On devine de quelle manière devait être traitée, parmi tant d'esprits vains, la grave question qu'il s'agissait de résoudre, celle de savoir s'il fallait ou ne fallait pas livrer bataille à Napoléon. Ces tableaux immortels que nous a légués l'antiquité, et qui nous représentent la jeune aristocratie romaine violentant par sa folle présomption la sagesse de Pompée, et l'obligeant à livrer la bataille de Pharsale, ces tableaux n'ont rien de plus grand, de plus instructif, que ce qui se passait à Olmütz, en 1805, autour de l'empereur Alexandre. Opinions diverses sur la convenance de livrer bataille. Tout le monde avait un avis sur la question de la bataille à chercher ou à éviter, tout le monde l'exprimait. La coterie dont les Dolgorouki étaient les chefs n'hésitait pas. Ne pas livrer bataille, à l'entendre, était une lâcheté et une faute insigne. D'abord on ne pouvait plus vivre à Olmütz; l'armée y expirait de misère, elle se démoralisait.

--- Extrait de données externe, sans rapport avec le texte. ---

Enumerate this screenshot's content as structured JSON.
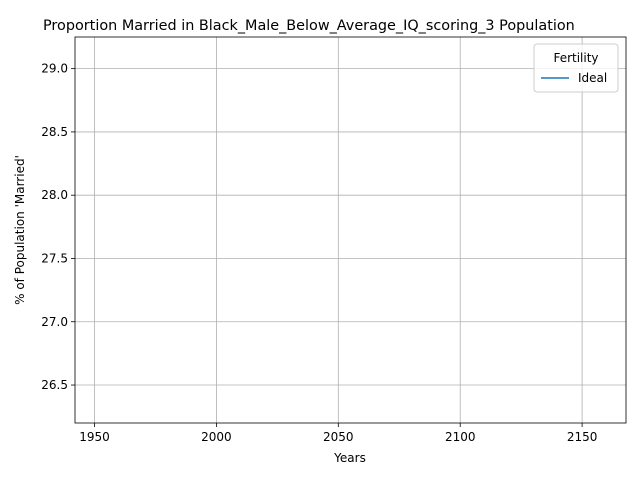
{
  "chart_data": {
    "type": "line",
    "title": "Proportion Married in Black_Male_Below_Average_IQ_scoring_3 Population",
    "xlabel": "Years",
    "ylabel": "% of Population 'Married'",
    "xlim": [
      1942,
      2168
    ],
    "ylim": [
      26.2,
      29.25
    ],
    "xticks": [
      1950,
      2000,
      2050,
      2100,
      2150
    ],
    "yticks": [
      26.5,
      27.0,
      27.5,
      28.0,
      28.5,
      29.0
    ],
    "grid": true,
    "legend": {
      "title": "Fertility",
      "placement": "top-right"
    },
    "series": [
      {
        "name": "Ideal",
        "color": "#1f77b4",
        "x": [],
        "y": []
      }
    ]
  }
}
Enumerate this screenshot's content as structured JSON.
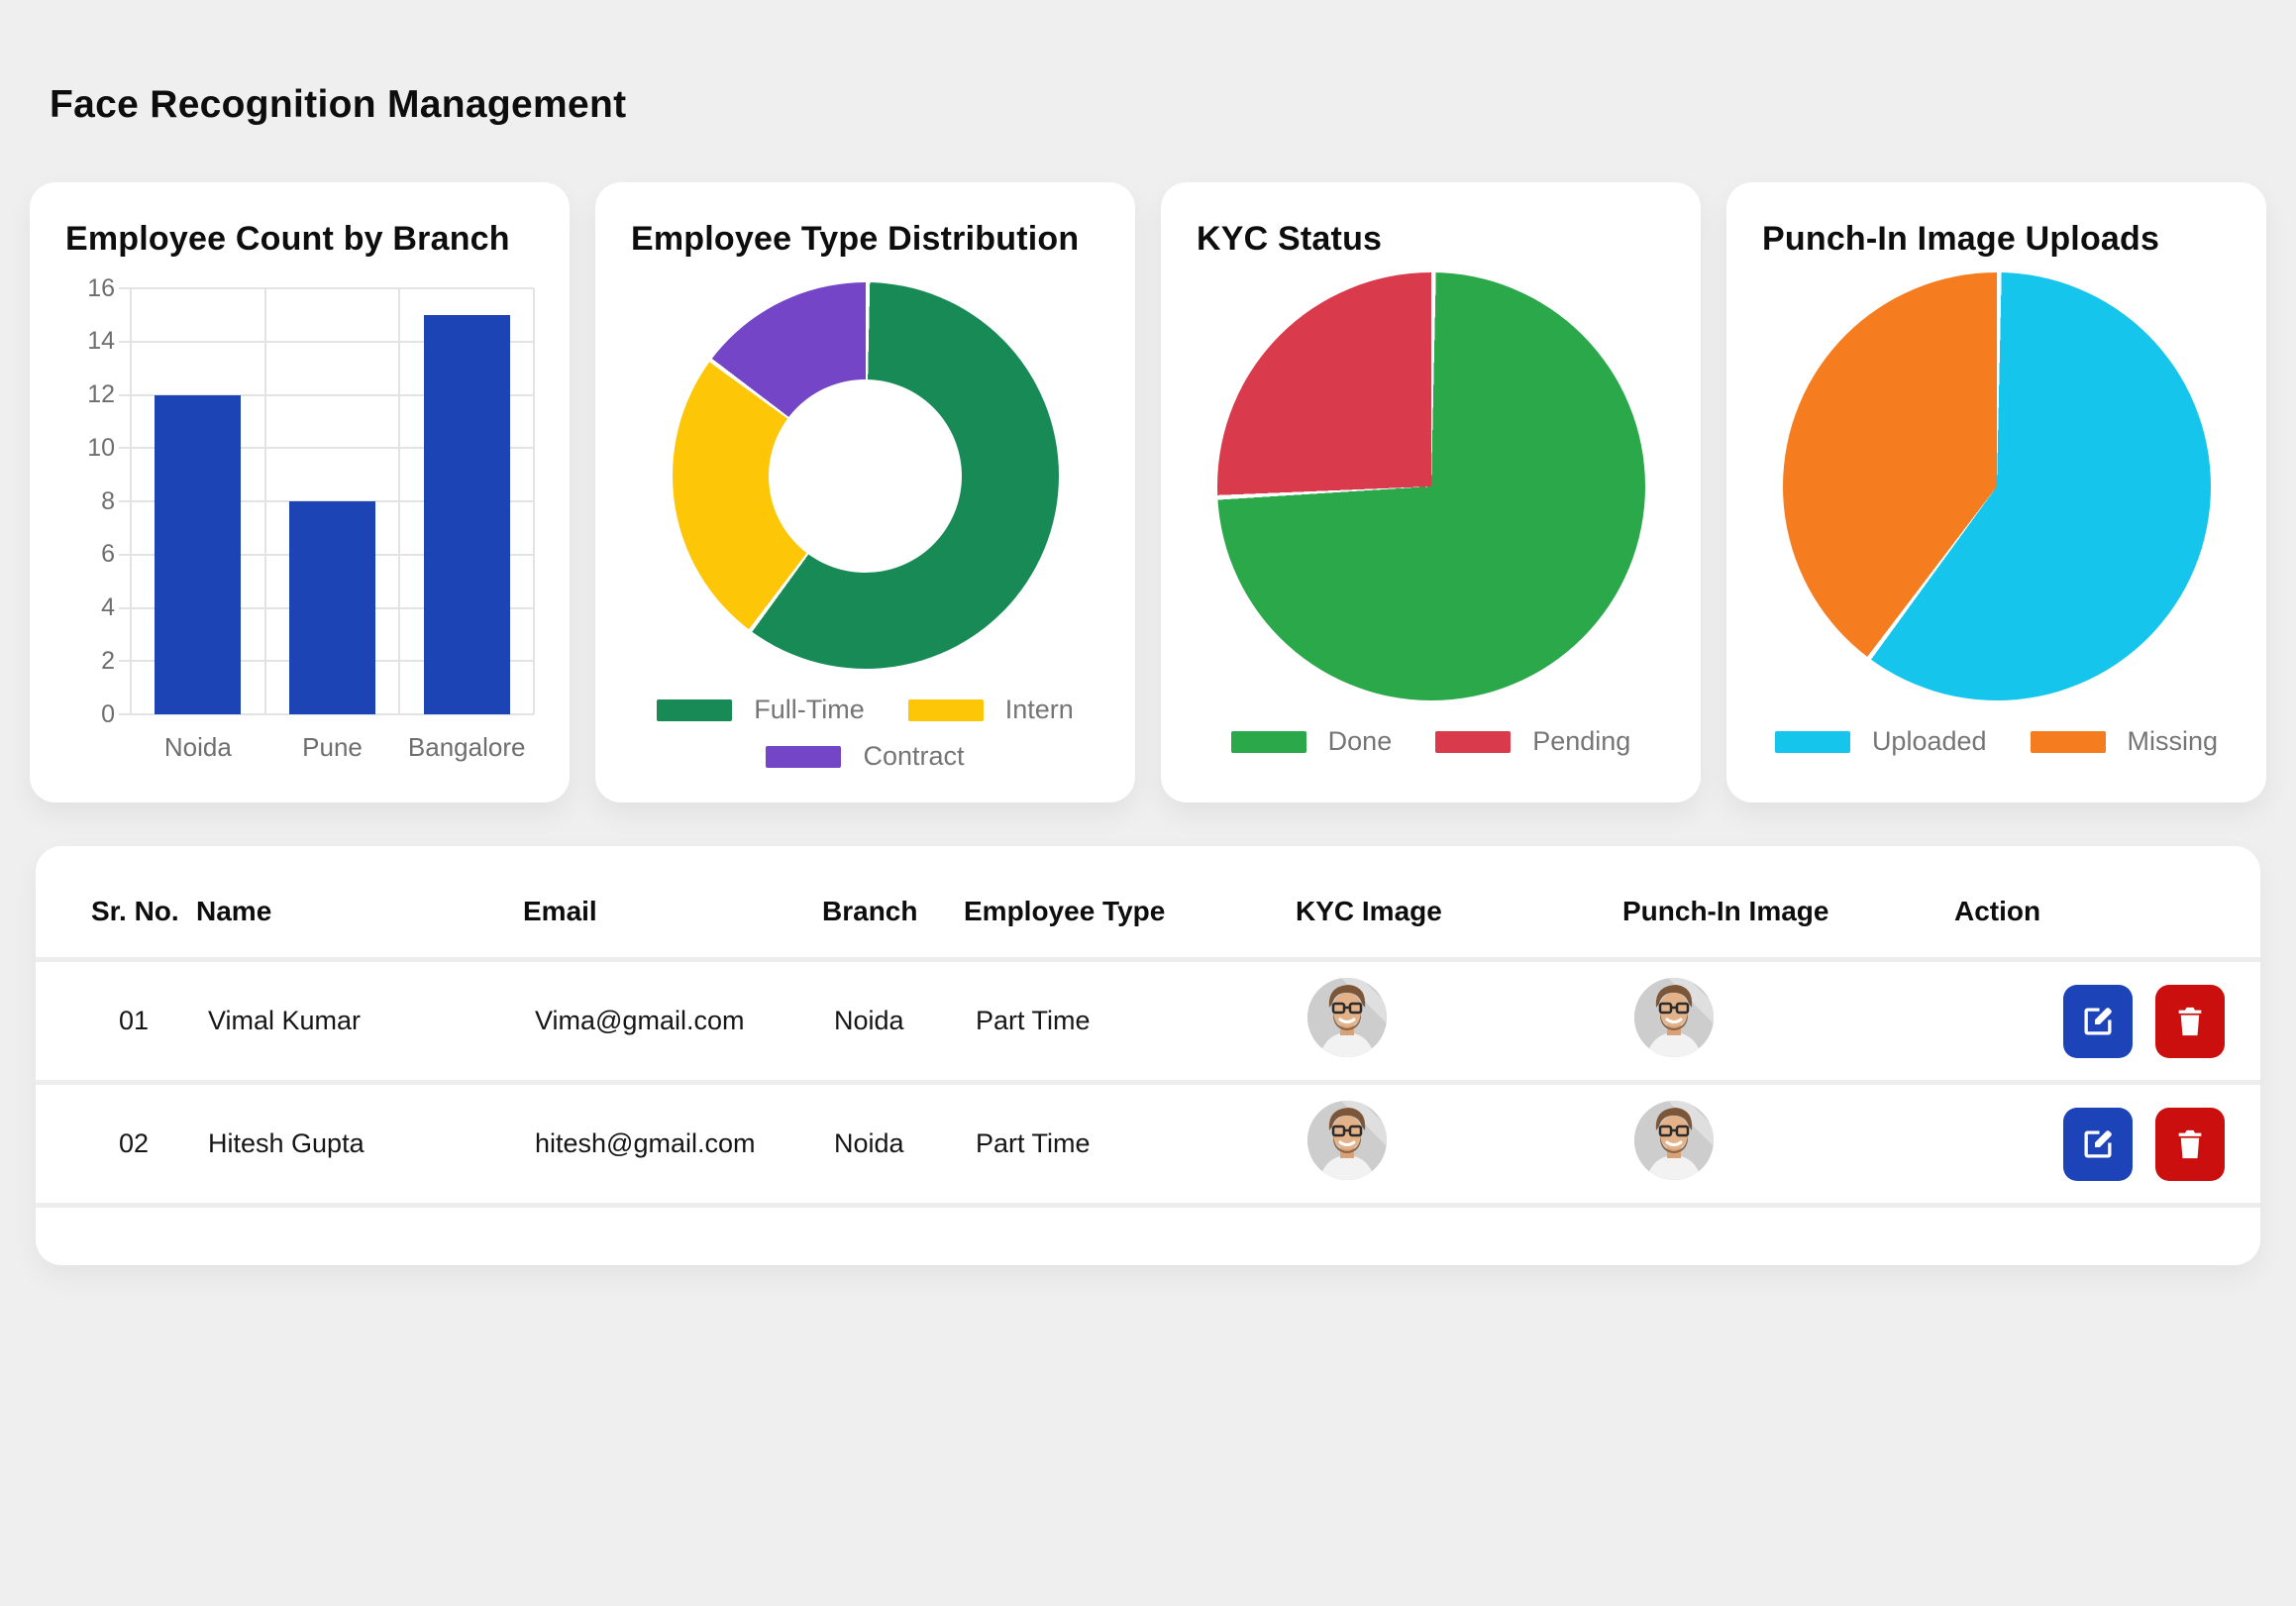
{
  "page": {
    "title": "Face Recognition Management",
    "background_color": "#efefef",
    "card_color": "#ffffff"
  },
  "chart_data": [
    {
      "type": "bar",
      "title": "Employee Count by Branch",
      "categories": [
        "Noida",
        "Pune",
        "Bangalore"
      ],
      "values": [
        12,
        8,
        15
      ],
      "xlabel": "",
      "ylabel": "",
      "ylim": [
        0,
        16
      ],
      "ytick_step": 2,
      "grid": true,
      "legend": false,
      "bar_color": "#1d44b4",
      "tick_color": "#6e6e6e"
    },
    {
      "type": "pie",
      "subtype": "donut",
      "title": "Employee Type Distribution",
      "labels": [
        "Full-Time",
        "Intern",
        "Contract"
      ],
      "values": [
        60,
        25,
        15
      ],
      "unit": "percent-estimated",
      "colors": [
        "#178a56",
        "#fdc606",
        "#7445c6"
      ],
      "hole_ratio": 0.5,
      "legend_position": "bottom"
    },
    {
      "type": "pie",
      "title": "KYC Status",
      "labels": [
        "Done",
        "Pending"
      ],
      "values": [
        74,
        26
      ],
      "unit": "percent-estimated",
      "colors": [
        "#2aa84a",
        "#d93a4c"
      ],
      "legend_position": "bottom"
    },
    {
      "type": "pie",
      "title": "Punch-In Image Uploads",
      "labels": [
        "Uploaded",
        "Missing"
      ],
      "values": [
        60,
        40
      ],
      "unit": "percent-estimated",
      "colors": [
        "#15c5ec",
        "#f57d1f"
      ],
      "legend_position": "bottom"
    }
  ],
  "table": {
    "headers": [
      "Sr. No.",
      "Name",
      "Email",
      "Branch",
      "Employee Type",
      "KYC Image",
      "Punch-In Image",
      "Action"
    ],
    "rows": [
      {
        "sr": "01",
        "name": "Vimal Kumar",
        "email": "Vima@gmail.com",
        "branch": "Noida",
        "type": "Part Time"
      },
      {
        "sr": "02",
        "name": "Hitesh Gupta",
        "email": "hitesh@gmail.com",
        "branch": "Noida",
        "type": "Part Time"
      }
    ],
    "actions": {
      "edit_icon": "pencil-square",
      "delete_icon": "trash",
      "edit_color": "#1d43b8",
      "delete_color": "#cb0e0e"
    }
  },
  "colors": {
    "divider": "#ededed",
    "muted_text": "#6e6e6e",
    "legend_text": "#757575"
  }
}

En restant à Olmütz, on abandonnait à Napoléon, outre l'honneur des armes, les trois quarts de la monarchie autrichienne, et toutes les ressources dont elle abondait. En avançant, au contraire, on allait recouvrer d'un seul coup les moyens de vivre, la confiance, et l'ascendant toujours si puissant de l'offensive. Et puis, ne voyait-on pas que le moment de changer de rôle était venu; que Napoléon, ordinairement si prompt, si pressant, quand il poursuivait ses ennemis, s'était arrêté tout à coup, qu'il hésitait, qu'il était intimidé, car fixé à Brünn, il n'osait pas venir à Olmütz, à la rencontre de l'armée russe? C'est qu'il pensait à Dirnstein, à Hollabrunn; c'est que son armée était comme lui ébranlée. On savait, à n'en pas douter, qu'elle était abîmée de fatigue, réduite de moitié, en proie au mécontentement, livrée au murmure!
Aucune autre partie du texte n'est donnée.